Single by the Chemical Brothers

from the album We Are the Night
- B-side: "Snooprah"; "Electronic Battle Weapon 8";
- Released: 10 September 2007
- Label: Freestyle Dust; Virgin;
- Songwriters: Derrick Lemel Stewart; Tom Rowlands; Ed Simons;
- Producer: The Chemical Brothers

The Chemical Brothers singles chronology
| "Do It Again" (2007) | "The Salmon Dance" (2007) | "Midnight Madness" (2008) |

Music video
- "The Salmon Dance" on YouTube

= The Salmon Dance =

2007 single by the Chemical Brothers

"The Salmon Dance" is a song by English electronic music duo the Chemical Brothers and is the seventh track on their 2007 studio album We Are the Night.

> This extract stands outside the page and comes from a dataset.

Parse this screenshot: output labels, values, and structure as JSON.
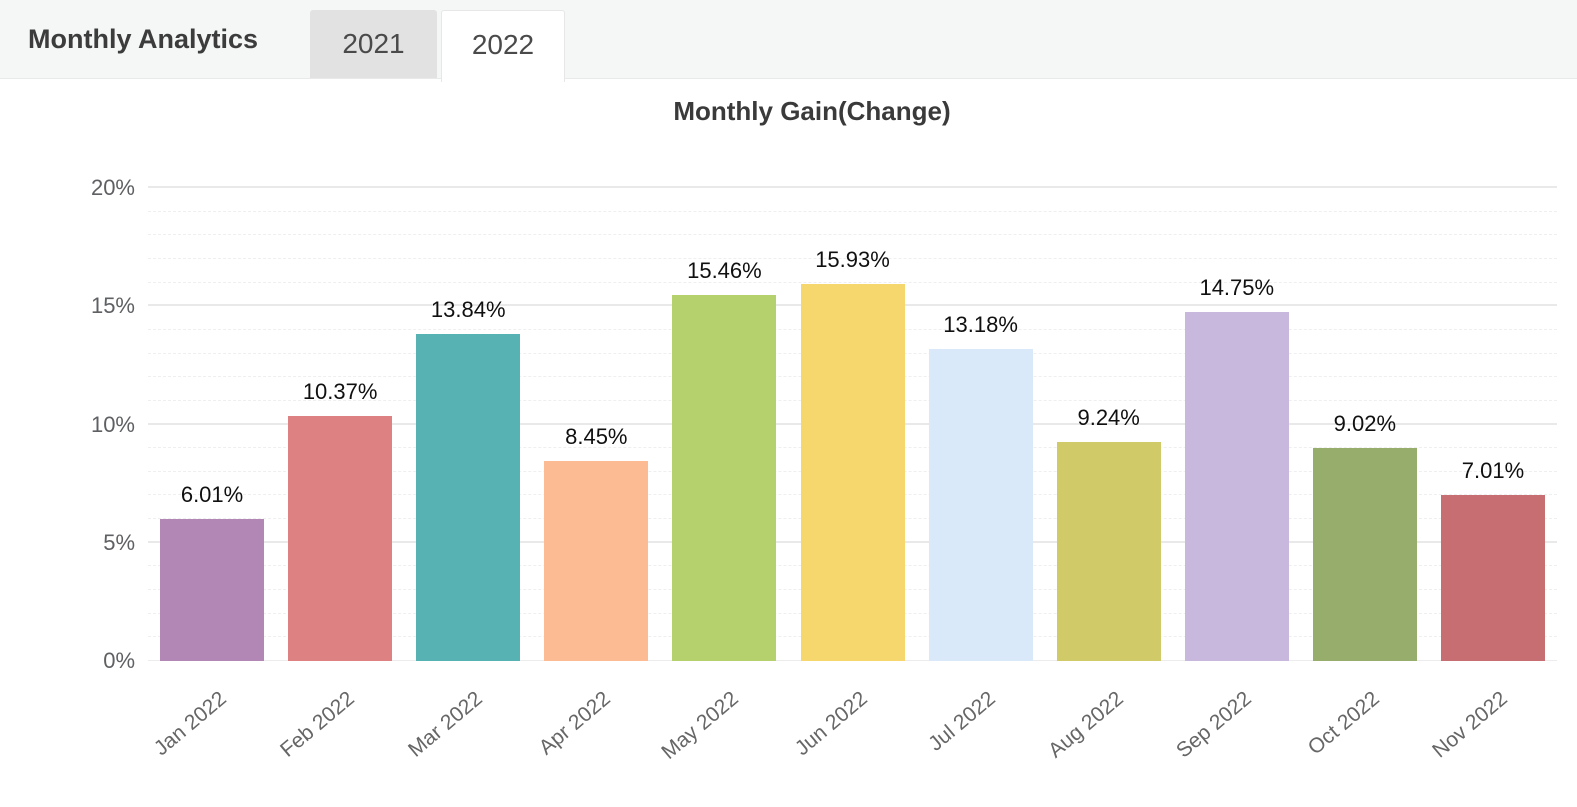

It features vocals by Fatlip and was released as the second single from the album on 10 September 2007. The single reached number 10 on the New Zealand RIANZ Singles Chart, mainly due to downloads and airplay. It also reached number 27 on the UK Singles Chart, and as of , remains their last UK top-40 hit. Its video was also nominated for a MTV Europe Music Award in 2007.

==Music video==
The video, directed by Dom and Nic, features a boy (played by British actor Rory Jennings) looking at his fish tank, which is home to Fatlip the Piranha, his friend "Sammy the Salmon" (actually a squirrel fish), Puffa the beatboxing pufferfish, a lionfish, and various other tropical fish such as seahorses, butterflyfish, angelfish and tangs.

==Track listings==
UK 7-inch single
1. "The Salmon Dance" (album version)
2. "Snooprah"

UK 12-inch single
1. "The Salmon Dance" (album version)
2. "Electronic Battle Weapon 8"
3. "The Salmon Dance" (Crookers 'Wow' mix)
4. "The Salmon Dance" (Hervé mix)

UK CD single
1. "The Salmon Dance" (radio edit) – 3:07
2. "Electronic Battle Weapon 8" – 6:32

iTunes remix single
1. "The Salmon Dance" (Heavily Smoked By the Glimmers)

==Charts==

| Chart (2007) | Peak position |
|---|---|
| Belgium (Ultratip Bubbling Under Flanders) | 3 |
| Netherlands (Single Top 100) | 95 |
| New Zealand (Recorded Music NZ) | 10 |
| Scottish Singles Sales (Official Charts) | 19 |
| UK Singles (Official Charts) | 27 |
| UK Dance (Official Charts) | 1 |

==Certifications==

Certifications for "The Salmon Dance"
| Region | Certification | Certified units/sales |
| Australia (ARIA) | Gold | 35,000^{‡} |
| New Zealand (RMNZ) | Gold | 7,500^{*} |
^{*} Sales figures based on certification alone. ^{‡} Sales+streaming figures based on certification alone.